It was a phrase used by C.A. Conrad when he visited Seattle and did a reading at SPLAB. He said he loved being part of our City of Poets. Our current Board President, Eze Anamalechi likes the idea of a Poetic Commons.
Another Board Member, Joe Chiveney, suggests we have Saturday workshops where the critique goes deeper than the Tuesday night Living Room circles.
One guy who took the Organic Poetry course at the Richard Hugo House, Aaron Kokorowski, wants to know if a takeoff on Warhol’s Factory project is possible. His equation SPLAB + Factory = SPLACtory.
Nadine Maestas wants to do a more academic look at Allen Ginsberg during the Ginsberg Marathon.

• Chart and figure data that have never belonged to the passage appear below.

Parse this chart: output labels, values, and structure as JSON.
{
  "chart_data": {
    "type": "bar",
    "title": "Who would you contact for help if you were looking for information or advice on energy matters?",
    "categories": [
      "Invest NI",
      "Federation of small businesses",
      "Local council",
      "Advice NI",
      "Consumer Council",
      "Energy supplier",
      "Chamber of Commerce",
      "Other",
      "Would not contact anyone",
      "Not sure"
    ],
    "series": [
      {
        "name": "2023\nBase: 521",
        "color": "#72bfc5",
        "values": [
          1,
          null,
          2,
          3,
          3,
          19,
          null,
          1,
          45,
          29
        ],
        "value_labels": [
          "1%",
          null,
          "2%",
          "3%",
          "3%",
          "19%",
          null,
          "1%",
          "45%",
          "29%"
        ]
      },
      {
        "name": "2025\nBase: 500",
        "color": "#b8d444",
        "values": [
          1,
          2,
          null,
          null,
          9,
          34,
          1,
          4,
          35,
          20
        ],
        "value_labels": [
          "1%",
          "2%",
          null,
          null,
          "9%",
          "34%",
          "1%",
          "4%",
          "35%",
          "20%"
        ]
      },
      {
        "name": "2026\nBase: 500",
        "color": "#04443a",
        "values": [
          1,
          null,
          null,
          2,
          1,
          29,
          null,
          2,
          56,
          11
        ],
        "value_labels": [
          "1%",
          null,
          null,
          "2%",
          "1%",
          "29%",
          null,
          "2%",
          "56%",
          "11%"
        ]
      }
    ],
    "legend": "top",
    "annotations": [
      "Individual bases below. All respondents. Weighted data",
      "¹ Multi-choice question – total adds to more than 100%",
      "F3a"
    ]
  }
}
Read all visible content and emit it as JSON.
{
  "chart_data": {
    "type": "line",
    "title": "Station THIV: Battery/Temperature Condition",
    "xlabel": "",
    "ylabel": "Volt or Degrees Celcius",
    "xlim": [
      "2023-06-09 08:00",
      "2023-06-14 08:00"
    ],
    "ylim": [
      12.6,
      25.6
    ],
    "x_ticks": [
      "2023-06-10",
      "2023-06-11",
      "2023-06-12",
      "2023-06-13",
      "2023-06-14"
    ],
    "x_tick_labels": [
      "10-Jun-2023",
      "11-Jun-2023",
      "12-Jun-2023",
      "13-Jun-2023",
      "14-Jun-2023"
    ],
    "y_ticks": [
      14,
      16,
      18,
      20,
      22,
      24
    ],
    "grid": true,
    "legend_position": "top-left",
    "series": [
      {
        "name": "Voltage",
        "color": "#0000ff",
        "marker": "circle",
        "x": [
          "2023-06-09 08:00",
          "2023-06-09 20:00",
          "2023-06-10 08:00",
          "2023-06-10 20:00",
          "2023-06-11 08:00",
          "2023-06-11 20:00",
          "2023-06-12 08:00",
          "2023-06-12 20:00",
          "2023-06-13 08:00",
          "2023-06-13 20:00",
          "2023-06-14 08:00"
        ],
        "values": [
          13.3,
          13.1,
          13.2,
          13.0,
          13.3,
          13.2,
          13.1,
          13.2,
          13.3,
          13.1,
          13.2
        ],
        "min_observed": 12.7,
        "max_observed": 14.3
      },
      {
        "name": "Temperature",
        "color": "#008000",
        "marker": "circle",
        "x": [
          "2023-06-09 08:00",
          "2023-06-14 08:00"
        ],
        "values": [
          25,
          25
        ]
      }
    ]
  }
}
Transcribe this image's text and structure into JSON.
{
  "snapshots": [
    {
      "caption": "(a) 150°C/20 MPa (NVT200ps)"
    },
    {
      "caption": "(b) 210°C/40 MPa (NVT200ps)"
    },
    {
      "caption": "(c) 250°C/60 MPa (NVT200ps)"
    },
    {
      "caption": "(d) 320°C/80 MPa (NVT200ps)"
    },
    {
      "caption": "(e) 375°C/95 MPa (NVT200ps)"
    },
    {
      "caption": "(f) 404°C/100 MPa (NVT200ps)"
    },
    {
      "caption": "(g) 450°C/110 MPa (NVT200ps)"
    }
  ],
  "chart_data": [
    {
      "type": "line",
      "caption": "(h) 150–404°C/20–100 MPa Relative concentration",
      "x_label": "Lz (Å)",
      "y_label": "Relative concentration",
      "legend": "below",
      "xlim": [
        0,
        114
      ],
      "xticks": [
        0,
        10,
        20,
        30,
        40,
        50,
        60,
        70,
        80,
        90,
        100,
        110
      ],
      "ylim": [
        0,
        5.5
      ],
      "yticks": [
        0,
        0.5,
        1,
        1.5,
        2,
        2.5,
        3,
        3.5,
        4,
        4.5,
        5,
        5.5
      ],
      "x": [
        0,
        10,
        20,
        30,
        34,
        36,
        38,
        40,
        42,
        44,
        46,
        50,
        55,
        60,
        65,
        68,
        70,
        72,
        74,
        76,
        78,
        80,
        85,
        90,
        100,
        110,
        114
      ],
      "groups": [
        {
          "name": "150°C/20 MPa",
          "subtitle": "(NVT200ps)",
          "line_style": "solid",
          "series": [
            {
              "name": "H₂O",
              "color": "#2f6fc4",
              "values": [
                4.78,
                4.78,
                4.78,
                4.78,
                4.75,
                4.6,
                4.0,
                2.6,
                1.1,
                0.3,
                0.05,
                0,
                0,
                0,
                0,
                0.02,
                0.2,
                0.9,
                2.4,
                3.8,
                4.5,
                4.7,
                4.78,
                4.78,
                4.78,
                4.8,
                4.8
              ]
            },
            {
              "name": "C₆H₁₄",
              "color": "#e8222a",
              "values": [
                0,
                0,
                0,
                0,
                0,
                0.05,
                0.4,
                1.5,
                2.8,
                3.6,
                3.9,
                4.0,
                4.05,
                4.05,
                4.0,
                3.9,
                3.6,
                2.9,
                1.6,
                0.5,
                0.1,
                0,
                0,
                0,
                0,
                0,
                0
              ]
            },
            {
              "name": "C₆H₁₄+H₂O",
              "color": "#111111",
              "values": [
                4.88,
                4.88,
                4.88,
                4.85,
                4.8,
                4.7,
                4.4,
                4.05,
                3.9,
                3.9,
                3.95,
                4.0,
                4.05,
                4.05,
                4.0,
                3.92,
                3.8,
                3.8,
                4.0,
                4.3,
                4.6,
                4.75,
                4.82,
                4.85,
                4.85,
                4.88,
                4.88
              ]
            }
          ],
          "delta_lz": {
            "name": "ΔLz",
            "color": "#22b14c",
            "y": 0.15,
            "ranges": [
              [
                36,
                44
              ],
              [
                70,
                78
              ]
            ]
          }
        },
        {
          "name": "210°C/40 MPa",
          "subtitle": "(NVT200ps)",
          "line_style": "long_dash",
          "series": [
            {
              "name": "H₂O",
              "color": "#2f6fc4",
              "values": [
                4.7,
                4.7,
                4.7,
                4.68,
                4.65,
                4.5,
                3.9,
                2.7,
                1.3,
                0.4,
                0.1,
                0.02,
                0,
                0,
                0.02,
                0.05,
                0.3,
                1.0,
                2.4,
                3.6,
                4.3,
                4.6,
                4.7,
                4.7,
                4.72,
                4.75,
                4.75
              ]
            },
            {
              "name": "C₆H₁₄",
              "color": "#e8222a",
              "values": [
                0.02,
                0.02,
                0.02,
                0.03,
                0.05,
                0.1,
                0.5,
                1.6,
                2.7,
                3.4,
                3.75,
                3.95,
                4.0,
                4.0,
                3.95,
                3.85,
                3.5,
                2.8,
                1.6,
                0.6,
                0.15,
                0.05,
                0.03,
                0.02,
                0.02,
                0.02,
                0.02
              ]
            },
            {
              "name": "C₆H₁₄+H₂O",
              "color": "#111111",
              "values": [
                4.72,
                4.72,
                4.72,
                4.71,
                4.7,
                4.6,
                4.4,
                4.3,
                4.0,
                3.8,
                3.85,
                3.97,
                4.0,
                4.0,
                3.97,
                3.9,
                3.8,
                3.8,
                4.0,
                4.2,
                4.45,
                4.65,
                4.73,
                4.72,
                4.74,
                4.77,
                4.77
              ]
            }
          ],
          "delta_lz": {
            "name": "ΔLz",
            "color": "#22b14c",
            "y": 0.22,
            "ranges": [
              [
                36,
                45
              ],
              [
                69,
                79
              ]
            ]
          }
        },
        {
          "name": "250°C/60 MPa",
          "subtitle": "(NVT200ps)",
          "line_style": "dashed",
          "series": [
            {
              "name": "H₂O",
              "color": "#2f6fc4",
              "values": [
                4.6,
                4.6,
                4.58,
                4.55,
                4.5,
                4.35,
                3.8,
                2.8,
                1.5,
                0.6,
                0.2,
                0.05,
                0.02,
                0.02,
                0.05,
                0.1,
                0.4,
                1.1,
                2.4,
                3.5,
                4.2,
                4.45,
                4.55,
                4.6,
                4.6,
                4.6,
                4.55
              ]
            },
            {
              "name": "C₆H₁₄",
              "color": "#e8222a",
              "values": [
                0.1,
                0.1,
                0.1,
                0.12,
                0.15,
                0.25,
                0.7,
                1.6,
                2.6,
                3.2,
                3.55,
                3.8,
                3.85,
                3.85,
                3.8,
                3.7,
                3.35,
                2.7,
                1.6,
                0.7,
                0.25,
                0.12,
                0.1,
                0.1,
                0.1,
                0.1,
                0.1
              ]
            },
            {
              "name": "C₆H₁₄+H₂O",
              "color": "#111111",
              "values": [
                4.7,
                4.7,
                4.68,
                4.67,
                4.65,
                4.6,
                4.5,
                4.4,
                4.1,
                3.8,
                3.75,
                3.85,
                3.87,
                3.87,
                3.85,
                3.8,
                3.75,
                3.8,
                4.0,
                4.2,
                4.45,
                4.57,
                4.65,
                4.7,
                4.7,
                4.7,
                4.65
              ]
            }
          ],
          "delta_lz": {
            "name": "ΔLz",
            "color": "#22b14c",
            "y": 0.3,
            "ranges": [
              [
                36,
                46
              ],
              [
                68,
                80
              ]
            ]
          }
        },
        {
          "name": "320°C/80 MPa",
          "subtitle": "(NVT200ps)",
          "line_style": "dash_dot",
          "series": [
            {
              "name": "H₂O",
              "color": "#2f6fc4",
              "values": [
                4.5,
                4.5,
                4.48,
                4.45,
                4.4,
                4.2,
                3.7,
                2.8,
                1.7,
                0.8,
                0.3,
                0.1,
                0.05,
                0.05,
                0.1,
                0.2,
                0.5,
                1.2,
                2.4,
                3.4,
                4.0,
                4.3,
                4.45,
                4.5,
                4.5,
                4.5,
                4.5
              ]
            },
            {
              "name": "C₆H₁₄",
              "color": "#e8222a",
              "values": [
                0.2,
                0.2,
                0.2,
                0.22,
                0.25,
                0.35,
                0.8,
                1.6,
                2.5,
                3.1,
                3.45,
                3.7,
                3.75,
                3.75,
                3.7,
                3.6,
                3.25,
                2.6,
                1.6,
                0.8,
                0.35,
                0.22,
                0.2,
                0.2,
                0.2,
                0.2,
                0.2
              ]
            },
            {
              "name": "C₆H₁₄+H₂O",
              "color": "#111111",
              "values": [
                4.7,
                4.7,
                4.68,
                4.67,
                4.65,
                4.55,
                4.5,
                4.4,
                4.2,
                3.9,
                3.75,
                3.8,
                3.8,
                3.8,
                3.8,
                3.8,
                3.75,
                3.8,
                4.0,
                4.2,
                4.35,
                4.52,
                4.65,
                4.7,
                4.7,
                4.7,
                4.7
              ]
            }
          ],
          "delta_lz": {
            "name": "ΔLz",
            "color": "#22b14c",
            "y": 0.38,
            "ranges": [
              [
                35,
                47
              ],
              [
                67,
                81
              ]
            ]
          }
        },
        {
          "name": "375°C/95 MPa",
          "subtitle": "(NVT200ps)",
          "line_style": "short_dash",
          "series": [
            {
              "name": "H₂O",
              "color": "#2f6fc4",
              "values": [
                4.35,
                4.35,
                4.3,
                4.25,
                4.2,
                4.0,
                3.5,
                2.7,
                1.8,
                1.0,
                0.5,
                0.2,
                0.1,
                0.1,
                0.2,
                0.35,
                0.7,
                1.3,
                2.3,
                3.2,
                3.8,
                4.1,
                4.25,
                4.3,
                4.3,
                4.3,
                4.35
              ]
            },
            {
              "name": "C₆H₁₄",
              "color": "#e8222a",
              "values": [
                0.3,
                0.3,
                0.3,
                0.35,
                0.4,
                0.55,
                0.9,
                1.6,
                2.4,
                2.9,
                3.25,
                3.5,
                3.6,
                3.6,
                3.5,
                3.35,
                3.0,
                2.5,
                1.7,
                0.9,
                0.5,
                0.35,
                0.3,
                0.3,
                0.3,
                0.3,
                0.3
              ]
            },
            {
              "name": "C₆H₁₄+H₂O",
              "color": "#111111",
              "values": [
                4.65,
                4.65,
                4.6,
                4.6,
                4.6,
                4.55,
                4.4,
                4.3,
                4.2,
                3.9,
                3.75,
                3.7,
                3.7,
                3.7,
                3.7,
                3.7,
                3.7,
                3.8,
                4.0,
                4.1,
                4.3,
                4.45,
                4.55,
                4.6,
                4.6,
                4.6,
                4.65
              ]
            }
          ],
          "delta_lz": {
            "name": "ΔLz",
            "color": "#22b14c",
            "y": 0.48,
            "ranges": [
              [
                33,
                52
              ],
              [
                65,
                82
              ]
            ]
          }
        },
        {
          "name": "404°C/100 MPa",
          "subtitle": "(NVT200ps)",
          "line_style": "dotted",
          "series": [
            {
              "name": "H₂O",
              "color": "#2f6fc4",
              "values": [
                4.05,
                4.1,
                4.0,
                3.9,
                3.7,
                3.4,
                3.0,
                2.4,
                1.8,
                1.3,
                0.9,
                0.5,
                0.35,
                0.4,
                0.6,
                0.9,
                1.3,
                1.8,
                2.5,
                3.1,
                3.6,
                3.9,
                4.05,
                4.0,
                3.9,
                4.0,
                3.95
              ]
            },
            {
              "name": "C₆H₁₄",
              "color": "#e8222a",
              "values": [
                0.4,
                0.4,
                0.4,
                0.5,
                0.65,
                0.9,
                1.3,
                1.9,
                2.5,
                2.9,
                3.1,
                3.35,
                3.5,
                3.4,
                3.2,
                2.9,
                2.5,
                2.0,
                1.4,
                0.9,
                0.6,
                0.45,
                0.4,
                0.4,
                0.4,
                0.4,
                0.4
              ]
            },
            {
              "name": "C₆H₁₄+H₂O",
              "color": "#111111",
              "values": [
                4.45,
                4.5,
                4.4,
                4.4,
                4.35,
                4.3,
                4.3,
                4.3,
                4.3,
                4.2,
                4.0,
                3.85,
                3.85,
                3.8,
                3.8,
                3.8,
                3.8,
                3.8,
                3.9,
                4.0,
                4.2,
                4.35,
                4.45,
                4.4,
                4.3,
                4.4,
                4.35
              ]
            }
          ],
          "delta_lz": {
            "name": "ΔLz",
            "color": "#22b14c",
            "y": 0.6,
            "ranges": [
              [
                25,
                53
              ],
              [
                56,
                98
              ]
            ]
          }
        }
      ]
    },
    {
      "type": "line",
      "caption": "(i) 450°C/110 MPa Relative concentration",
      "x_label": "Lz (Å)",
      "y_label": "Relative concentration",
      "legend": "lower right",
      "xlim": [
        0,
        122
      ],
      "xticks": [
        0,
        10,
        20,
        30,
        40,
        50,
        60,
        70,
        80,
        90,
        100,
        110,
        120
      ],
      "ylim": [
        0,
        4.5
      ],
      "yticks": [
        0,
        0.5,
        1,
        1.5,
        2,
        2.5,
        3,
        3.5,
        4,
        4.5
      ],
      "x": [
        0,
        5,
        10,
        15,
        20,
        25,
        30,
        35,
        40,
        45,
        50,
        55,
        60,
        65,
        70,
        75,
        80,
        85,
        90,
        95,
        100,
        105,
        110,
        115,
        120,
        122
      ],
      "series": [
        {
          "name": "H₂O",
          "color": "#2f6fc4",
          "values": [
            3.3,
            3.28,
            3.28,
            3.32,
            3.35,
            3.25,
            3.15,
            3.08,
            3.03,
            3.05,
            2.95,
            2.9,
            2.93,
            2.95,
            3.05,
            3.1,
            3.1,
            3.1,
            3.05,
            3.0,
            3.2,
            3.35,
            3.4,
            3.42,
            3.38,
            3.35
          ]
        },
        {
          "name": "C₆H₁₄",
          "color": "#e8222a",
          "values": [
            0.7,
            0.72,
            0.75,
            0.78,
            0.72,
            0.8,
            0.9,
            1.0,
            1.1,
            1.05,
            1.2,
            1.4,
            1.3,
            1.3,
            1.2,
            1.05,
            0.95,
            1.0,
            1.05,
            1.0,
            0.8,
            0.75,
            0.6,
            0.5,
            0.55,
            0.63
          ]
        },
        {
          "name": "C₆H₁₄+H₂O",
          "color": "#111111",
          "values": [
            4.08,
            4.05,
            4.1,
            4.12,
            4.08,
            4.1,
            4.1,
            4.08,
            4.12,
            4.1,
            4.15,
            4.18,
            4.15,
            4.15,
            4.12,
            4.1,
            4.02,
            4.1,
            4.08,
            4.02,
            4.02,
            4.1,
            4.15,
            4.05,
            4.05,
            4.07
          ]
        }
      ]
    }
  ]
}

Brian McGuigan wants to throw a poet’s party with “the ones that write poems about salmon and death and email and shit I don’t even understand, small press poets, homemade chapbook poets, everyone, and come get to know each other, sort of like a mixer.”
You get the idea. Now, it’s your turn.
- We’re turning SPLAB over to a collective, a poetic commons, a City of Poets. With the exception of two dates in the Fall, the 2012/2013 SPLAB season is yours to design. It requires a commitment, but that’s to be determined. We want to stick with writers and our bias is poets. We won’t put up with poetasters, but do want folks who want to grow in their own work. Please bring a short poem for the Living Room at SPLAB, 7PM on Tuesday, January 31 and come to tell us how you’d like to see SPLAB evolve; what project you have dreamed of doing with poets.
SPLAB is at 3651 S Edmunds in the former Columbia School. Just off Metro’s 7 or 8, a couple of blocks from the Columbia City Link Light Rail station with plenty of free parking, join the commons. We’ll also talk about Cascadia.